Under the “state” case, search.conv returns the mean \(θ_{real}\) within/between states (ang.state) and the same metric divided by time distance (ang.state.time), along with respective significance level (p.ang.state and p.ang.state.time).

state1 state2 ang.state ang.state.time p.ang.state p.ang.state.time
b a 35.562 20.131 0.01 0.01

The example above produced significant results for convergence between states regarding both mean \(θ_{real}\) (p.ang.state < 0.05) and mean \(θ_{real}\) by time (p.ang.state.time). Whether p.ang.state.time or p.ang.state should be inspected to assess significance depends on the study settings.
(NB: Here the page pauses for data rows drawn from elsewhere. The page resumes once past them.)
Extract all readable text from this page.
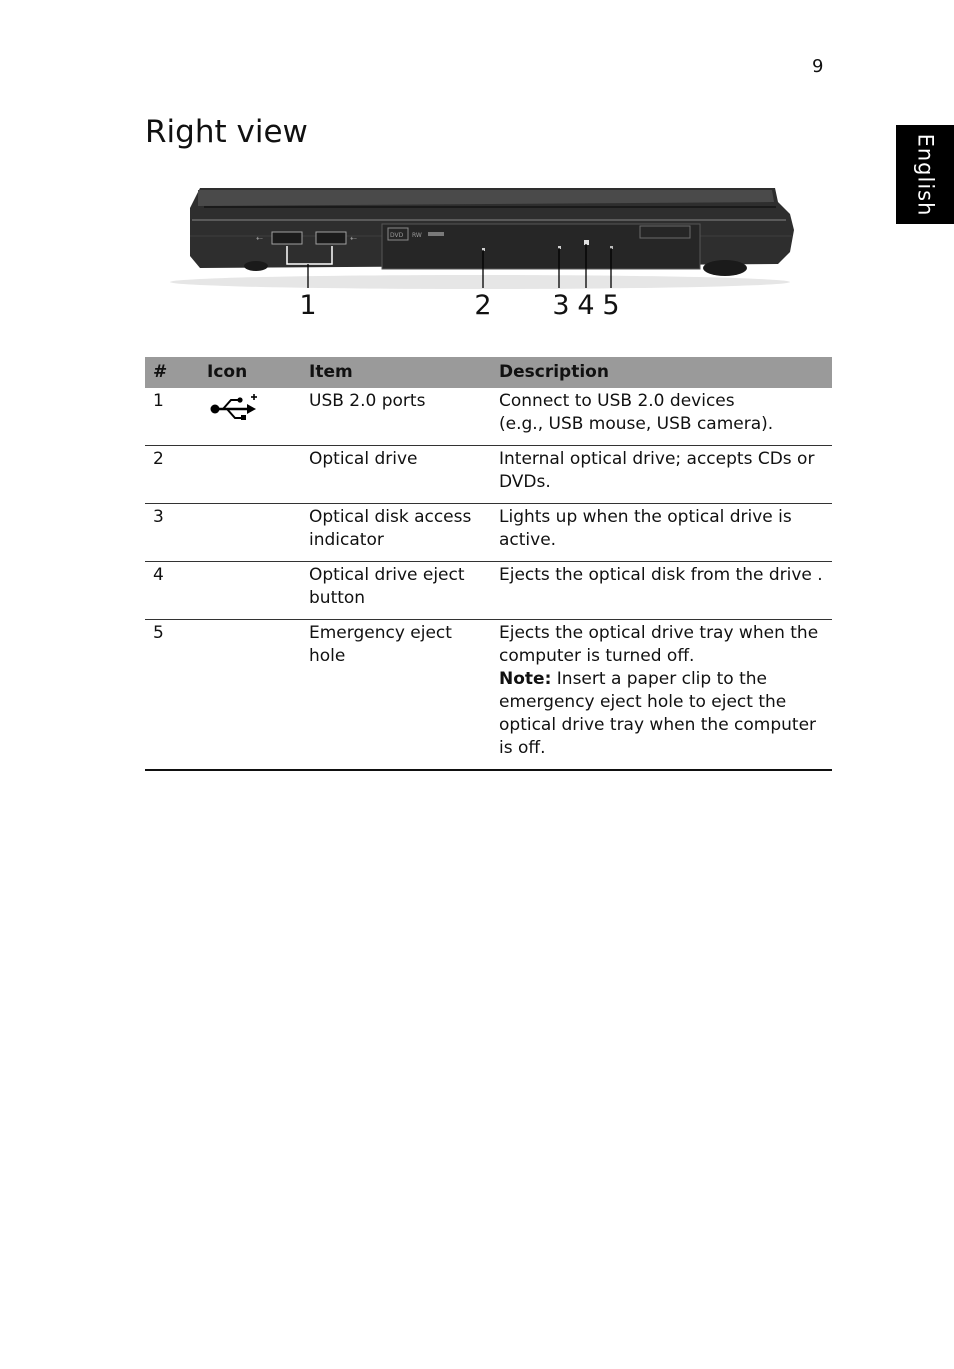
9
English
Right view
DVD RW
⇠	⇠
1	2 3 4 5
#	Icon	Item	Description
1		USB 2.0 ports	Connect to USB 2.0 devices
(e.g., USB mouse, USB camera).

2		Optical drive	Internal optical drive; accepts CDs or DVDs.
3		Optical disk access indicator	Lights up when the optical drive is active.
4		Optical drive eject button	Ejects the optical disk from the drive .
5		Emergency eject hole	Ejects the optical drive tray when the computer is turned off.
Note: Insert a paper clip to the emergency eject hole to eject the optical drive tray when the computer is off.
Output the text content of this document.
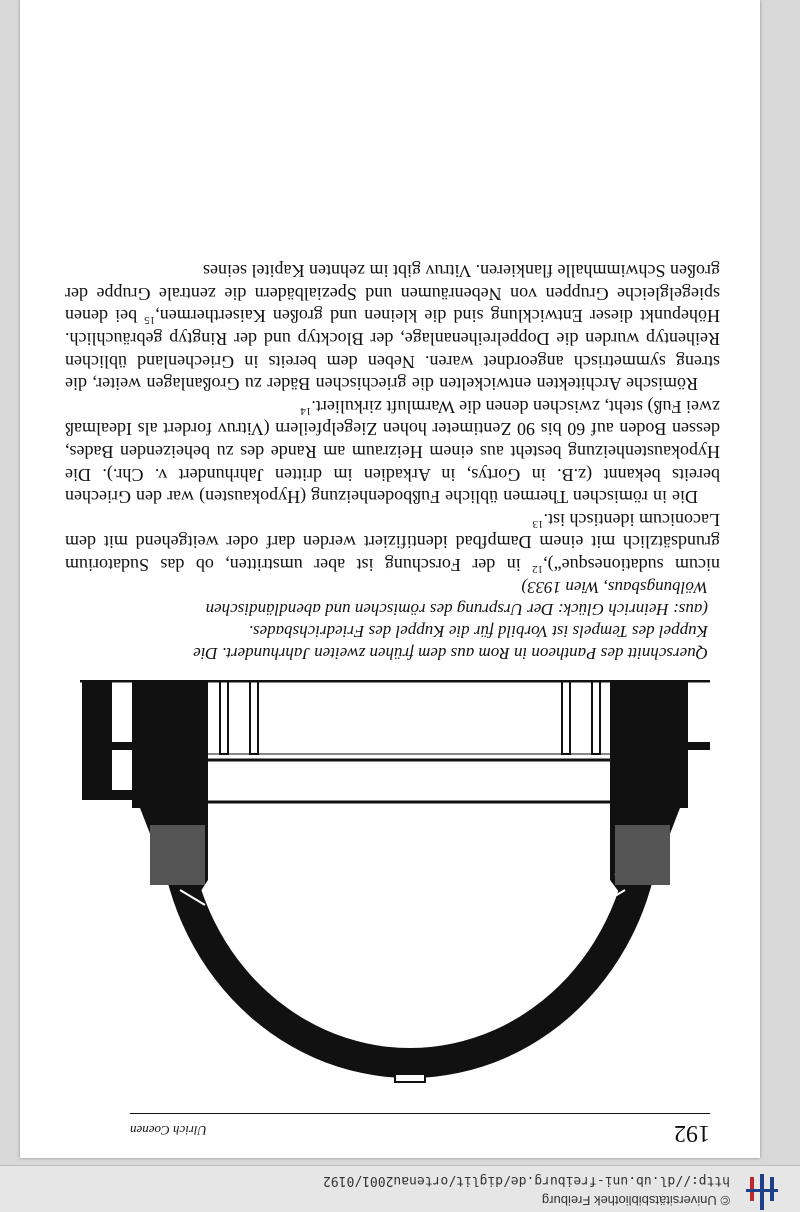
© Universitätsbibliothek Freiburg
http://dl.ub.uni-freiburg.de/diglit/ortenau2001/0192
192
Ulrich Coenen
Querschnitt des Pantheon in Rom aus dem frühen zweiten Jahrhundert. Die
Kuppel des Tempels ist Vorbild für die Kuppel des Friedrichsbades.
(aus: Heinrich Glück: Der Ursprung des römischen und abendländischen
Wölbungsbaus, Wien 1933)

nicum sudationesque“),$^{12}$ in der Forschung ist aber umstritten, ob das Sudatorium grundsätzlich mit einem Dampfbad identifiziert werden darf oder weitgehend mit dem Laconicum identisch ist.$^{13}$

Die in römischen Thermen übliche Fußbodenheizung (Hypokausten) war den Griechen bereits bekannt (z.B. in Gortys, in Arkadien im dritten Jahrhundert v. Chr.). Die Hypokaustenheizung besteht aus einem Heizraum am Rande des zu beheizenden Bades, dessen Boden auf 60 bis 90 Zentimeter hohen Ziegelpfeilern (Vitruv fordert als Idealmaß zwei Fuß) steht, zwischen denen die Warmluft zirkuliert.$^{14}$

Römische Architekten entwickelten die griechischen Bäder zu Großanlagen weiter, die streng symmetrisch angeordnet waren. Neben dem bereits in Griechenland üblichen Reihentyp wurden die Doppelreihenanlage, der Blocktyp und der Ringtyp gebräuchlich. Höhepunkt dieser Entwicklung sind die kleinen und großen Kaiserthermen,$^{15}$ bei denen spiegelgleiche Gruppen von Nebenräumen und Spezialbädern die zentrale Gruppe der großen Schwimmhalle flankieren. Vitruv gibt im zehnten Kapitel seines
Ideally, p.ang.state.time provides the most appropriate significance metric, however, for badly incomplete tree with clades pertaining to very distant parts of the tree of life (which is commonplace in studies of morphological convergence), the time distance could be highly uninformative and p.ang.state should be preferred.

Guided examples

# load the RRphylo example dataset including Felids tree and data
DataFelids$PCscoresfel->PCscoresfel # mandible shape data
DataFelids$treefel->treefel # phylogenetic tree
DataFelids$statefel->statefel # conical-toothed ("nostate") or saber-toothed condition

plot(ladderize(treefel),show.tip.label = F,no.margin = T)

# perform RRphylo on Felids tree and data

## Example 1: search for morphological convergence between clades (automatic mode)
## by setting 9 nodes as minimum distance between the clades to be tested
search.conv(RR=RRfel, y=PCscoresfel, min.dim=5, min.dist="node9")->SC.clade

## Example 2: search for morphological convergence within sabertoothed species
search.conv(tree=treefel, y=PCscoresfel, state=statefel)->SC.state


Castiglione, S., Serio, C., Tamagnini, D., Melchionna, M., Mondanaro, A., Di Febbraro, M, Profico, A., Piras, P., Barattolo, F., & Raia, P. (2019). A new, fast method to search for morphological convergence with shape data. PloS one 14: e0226949.